Authorities deported Cabrera twice, in 2018 and 2024.

Case history

The case went to U.S. District Court Massachusetts in September when the Cobbett-Waldens filed a petition to stay DCF plans to fly S.R.C. to Cabrera in Guatemala on Sept. 25, 2025; the result of a decision by an Essex County Juvenile Court Judge that month.

According to the foster parents’ initial complaint, S.R.C. was born in Massachusetts on May 3, 2017, to Esvin O. Gregorio Cabrera, then 29, and her mother, then 15. The age of consent in Massachusetts is 16, but there was no prosecution based on any allegation of statutory rape against Cabrera, according to the complaint.

The complaint asserts that federal authorities deported Cabrera to Guatemala due to the expiration of his work permit shortly before his daughter’s birth. The complaint said S.R.C.’s biological mother never attempted to contact the child after DCF removed her from her care on May 2, 2021. Authorities terminated her parental rights in June 2024. 

The child exhibited behavioral issues with two different foster families before DCF placed her with the Cobbett-Waldens in February 2022, according to the complaint. That same month, DCF allowed Cabrera, who had returned to the U.S. without authorization the previous year, to have supervised visits with S.R.C. The complaint said her behavior “repeatedly regressed” after visits with her biological father. 

Between June 2024 and October 2024, Cabrera visited the child eight times without supervision. The complaint said that the child had a violent tantrum when informed of the first unsupervised visits, refusing to go to school, becoming violent, refusing to sleep, and clinging to her foster parents for prolonged periods of time. The complaint also alleged that she expressly wanted to stay with the Cobbett-Waldens.

The visits continued until ICE took Cabrera into custody in October 2024. The federal government deported him to Guatemala the following month.

After his deportation, Cabrera continued to speak with S.R.C. through Zoom calls, “which have all gone extremely poorly,” according to the complaint. Part of the issues stemmed from the language barrier, as S.R.C. only speaks English and Cabrera only Spanish, and the child refused to participate on multiple occasions. 

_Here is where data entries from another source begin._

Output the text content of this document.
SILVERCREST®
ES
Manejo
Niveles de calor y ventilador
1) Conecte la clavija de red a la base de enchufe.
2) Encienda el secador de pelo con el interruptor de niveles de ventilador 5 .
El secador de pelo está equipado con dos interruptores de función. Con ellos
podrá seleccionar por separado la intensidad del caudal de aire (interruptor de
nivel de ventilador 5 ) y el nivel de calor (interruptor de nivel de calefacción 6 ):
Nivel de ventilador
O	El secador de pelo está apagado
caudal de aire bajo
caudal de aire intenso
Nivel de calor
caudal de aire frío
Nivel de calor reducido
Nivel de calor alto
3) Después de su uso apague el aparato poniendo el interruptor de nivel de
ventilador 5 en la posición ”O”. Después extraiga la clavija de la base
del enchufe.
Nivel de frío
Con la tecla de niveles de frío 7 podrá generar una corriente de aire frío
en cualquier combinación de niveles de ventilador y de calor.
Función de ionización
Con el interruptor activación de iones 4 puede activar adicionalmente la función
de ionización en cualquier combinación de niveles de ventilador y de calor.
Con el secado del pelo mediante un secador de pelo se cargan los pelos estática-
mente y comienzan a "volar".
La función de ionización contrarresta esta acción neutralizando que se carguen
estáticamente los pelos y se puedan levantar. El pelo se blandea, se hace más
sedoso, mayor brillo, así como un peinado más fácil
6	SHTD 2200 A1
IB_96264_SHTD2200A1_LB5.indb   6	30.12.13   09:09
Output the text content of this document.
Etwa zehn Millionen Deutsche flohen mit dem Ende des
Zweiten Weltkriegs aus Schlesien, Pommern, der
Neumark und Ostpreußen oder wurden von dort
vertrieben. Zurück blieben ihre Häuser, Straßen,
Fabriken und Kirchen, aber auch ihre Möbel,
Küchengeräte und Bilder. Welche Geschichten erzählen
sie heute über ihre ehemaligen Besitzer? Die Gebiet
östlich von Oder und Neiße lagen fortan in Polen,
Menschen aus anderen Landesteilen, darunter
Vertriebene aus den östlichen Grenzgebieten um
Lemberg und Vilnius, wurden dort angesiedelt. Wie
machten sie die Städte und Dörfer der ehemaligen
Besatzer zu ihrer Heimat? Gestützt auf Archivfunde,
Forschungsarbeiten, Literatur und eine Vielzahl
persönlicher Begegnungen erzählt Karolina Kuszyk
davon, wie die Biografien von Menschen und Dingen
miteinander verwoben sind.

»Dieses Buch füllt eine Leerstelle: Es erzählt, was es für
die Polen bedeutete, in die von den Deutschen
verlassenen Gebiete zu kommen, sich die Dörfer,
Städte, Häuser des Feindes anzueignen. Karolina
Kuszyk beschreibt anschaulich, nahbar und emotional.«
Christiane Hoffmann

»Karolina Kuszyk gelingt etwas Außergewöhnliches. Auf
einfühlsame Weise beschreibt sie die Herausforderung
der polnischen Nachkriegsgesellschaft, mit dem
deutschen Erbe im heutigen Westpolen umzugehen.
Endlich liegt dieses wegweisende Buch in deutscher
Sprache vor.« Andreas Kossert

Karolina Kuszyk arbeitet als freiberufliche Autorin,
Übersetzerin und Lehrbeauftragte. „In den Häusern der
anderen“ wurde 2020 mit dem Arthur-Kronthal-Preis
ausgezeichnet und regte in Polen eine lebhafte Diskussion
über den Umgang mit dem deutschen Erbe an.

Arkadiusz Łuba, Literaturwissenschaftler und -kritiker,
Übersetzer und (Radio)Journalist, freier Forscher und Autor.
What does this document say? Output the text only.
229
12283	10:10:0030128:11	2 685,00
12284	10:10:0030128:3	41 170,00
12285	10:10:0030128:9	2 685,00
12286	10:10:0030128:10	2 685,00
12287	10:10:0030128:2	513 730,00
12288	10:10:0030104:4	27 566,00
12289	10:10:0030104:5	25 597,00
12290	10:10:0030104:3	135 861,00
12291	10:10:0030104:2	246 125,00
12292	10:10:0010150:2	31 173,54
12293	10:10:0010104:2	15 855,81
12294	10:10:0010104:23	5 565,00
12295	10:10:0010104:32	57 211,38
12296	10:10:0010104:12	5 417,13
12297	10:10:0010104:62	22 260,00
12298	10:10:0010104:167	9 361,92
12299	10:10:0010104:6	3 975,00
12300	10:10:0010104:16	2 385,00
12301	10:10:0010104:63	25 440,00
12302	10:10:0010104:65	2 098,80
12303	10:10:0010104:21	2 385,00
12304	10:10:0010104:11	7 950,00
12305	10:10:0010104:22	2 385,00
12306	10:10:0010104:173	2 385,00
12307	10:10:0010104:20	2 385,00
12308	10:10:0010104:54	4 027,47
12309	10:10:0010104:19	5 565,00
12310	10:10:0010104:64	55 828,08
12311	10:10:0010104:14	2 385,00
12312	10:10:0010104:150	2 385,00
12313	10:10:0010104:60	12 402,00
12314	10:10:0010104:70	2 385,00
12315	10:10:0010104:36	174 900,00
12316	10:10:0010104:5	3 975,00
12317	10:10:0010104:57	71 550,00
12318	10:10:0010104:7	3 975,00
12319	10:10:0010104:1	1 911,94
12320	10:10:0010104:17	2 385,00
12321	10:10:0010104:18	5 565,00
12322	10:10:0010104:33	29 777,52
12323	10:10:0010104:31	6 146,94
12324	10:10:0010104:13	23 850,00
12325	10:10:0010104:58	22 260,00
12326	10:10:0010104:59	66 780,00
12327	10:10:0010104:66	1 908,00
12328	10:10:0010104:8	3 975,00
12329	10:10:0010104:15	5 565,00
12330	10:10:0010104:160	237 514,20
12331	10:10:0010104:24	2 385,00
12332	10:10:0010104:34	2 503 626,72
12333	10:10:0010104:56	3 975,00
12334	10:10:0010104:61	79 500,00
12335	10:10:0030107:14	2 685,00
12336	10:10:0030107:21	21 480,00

Zwicker said the Cobbett-Waldens will contest the case until the end and have created an online fundraiser that has reached $36,316 of its $50,000 fundraising goal to cover legal costs as of Jan. 29.

Said Zwicker, “We were shocked to uncover the criminal history of Mr. Cabrera, both under his given name and numerous alias, which raises serious concerns surrounding the custody proceedings for this child as to whether these charges were merely disregarded or overlooked.”